Measures of functional status are included in most HRQL instruments and concerns a person’s ability to perform specific activities [40]. In a study of 231 hospice homecare patients, functional status was the most problematic HRQL domain [41], pointing to the need for appropriate measurements of this domain also in palliative care. The hypothesized Basic function and Activity scales in the AQEL correlated moderately with corresponding measures in the QLQ-C30. The Activity scale was also sensitive to differences in health status as defined by WHO performance status, while the association between Basic function and PS did not reach statistical significance. Since patients with a PS 2 are still able of self-care, a cut off between PS 2 and 3 may have yielded a stronger association, but the group of patients with a PS above 2 in the study sample was small (n = 5).

Anxiety and depression contribute to deteriorated health and cognitive functioning [42], and mental health is a key determinant of QoL [43]. Two scales concerning psychological issues were supported by the analysis, i.e. the Emotional and Cognitive function scales, which is consistent with the scale construct in the QLQ-C30 [4]. The corresponding scales in the two questionnaires correlated well.

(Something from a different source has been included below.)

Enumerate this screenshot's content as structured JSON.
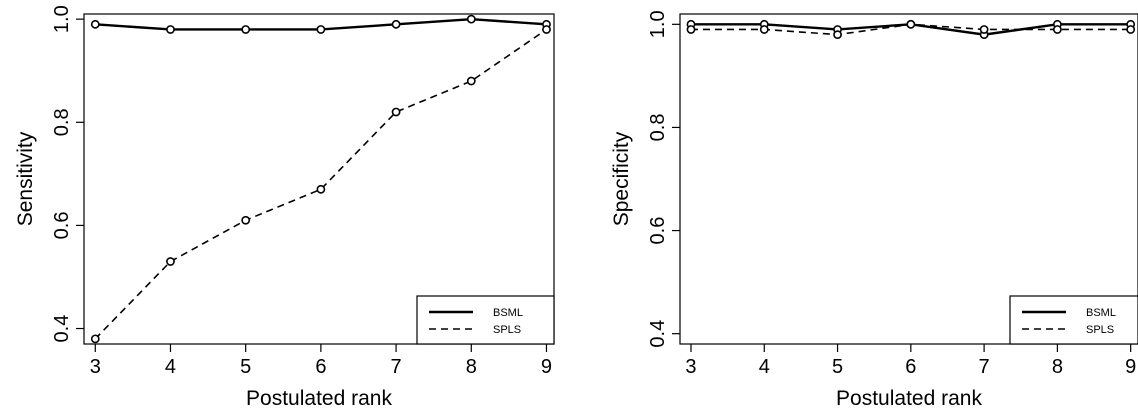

The hypothesized two-item Social support scale was not fully supported by the multitrait scaling, but in the principal components analysis both items loaded on the same factor together with the reach staff item, which could also reflect social ability. The scale correlated well with the SSS total score, but not with the Social functioning scale in the QLQ-C30, which is conceptually concerned with social activities rather than with social support.

We found it appropriate to include existential items in a HRQL questionnaire elaborated for palliative care, which is also indicated in the conceptual definitions [2, 3] and in research in palliative care patients [6, 9]. As was hypothesised, the Existential needs scale correlated well with Meaningfulness in SOC-13. The 2-item scale construct was also supported by the multitrait analysis. In the principal components analysis, however, the Existential needs items were grouped together with Basic function items. We have no conceptually valid explanation for this and propose that the two scales be analysed separately.

Conclusion

In summary, the analysis provided some evidence for the validity of the AQEL based on multitrait analysis and its correlation with other conceptually similar measures. Additional work is needed to understand the structure of the measure, as well as its responsiveness to palliative interventions and clinical change in populations of patients with cancer close to the end of their lives.